When the parameters are written to the mailbox of the PLX chip of the receiving board, a local interrupt is generated to check the "drawer". Before the interrupt is generated, the data has actually been sent to the target board. The interrupt service program maintains a data queue for the receiving end. It reads the information in the mailbox, analyzes the address to find the corresponding data and sends it to the bottom half for processing. The bottom half parses the IPH of the data packet to distinguish the data type. If it is configuration, port, routing and other information, it will be configured accordingly. If it is data information, it will be processed or forwarded.

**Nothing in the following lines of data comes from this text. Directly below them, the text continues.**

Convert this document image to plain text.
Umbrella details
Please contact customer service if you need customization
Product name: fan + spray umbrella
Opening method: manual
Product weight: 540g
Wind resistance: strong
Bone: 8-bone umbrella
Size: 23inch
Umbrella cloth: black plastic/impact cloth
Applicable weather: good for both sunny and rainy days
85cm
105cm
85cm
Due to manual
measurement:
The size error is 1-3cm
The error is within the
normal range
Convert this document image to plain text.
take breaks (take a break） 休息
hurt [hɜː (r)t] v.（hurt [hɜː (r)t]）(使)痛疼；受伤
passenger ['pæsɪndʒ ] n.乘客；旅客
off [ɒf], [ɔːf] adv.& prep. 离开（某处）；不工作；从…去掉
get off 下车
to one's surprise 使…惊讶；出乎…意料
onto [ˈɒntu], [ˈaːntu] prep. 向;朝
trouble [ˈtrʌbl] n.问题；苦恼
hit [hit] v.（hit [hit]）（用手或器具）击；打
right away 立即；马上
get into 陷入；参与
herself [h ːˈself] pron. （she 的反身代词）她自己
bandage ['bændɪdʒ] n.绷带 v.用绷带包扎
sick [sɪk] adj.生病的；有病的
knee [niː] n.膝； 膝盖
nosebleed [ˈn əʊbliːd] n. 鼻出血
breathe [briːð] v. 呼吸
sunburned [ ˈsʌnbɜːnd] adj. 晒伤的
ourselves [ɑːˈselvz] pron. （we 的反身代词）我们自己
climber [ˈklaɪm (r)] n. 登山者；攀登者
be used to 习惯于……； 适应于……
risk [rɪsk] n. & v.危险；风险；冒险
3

In summary, the system completes the mapping of PCI address space between boards through the "drawer mechanism" and the maintenance of several address tables. When the board writes data to the mapped address space, it can transfer the data to the target board through the bus, thus realizing cross-bus memory access of the board; the customized IPH data packet header is used to distinguish data types to assist in data information management, completes routing maintenance, and the logical functions of the forwarding engine, thus realizing interference-free data transmission and effective communication management.

4. Summary and Outlook

The innovation of the author of this article is: a CPCI-based distributed system design is given, and a message storage mechanism and address information maintenance strategy based on the "drawer mechanism" are proposed. The CPCI-based distributed system described in the article can achieve a 64-bit bus width and a peak bandwidth of 264MB/s. Each host in the system can independently complete data processing and communication, and can carry multiple voice and data services. Users can also communicate data through the PSTN network connected to the user access board and the voice service board and the Internet connected to the data service board. It has great application prospects in the fields of communications and military. In order to make this communication system more practical on a large scale, future work includes:

(1) Implement an easy-to-operate remote management system to monitor and coordinate communication services;

(2) Design CPCI interface cards that support more service types, such as xDSL, H.264, etc.;

(3) In the case of significant external interference, strict performance testing is carried out to prove that the system can meet telecommunications-grade business requirements.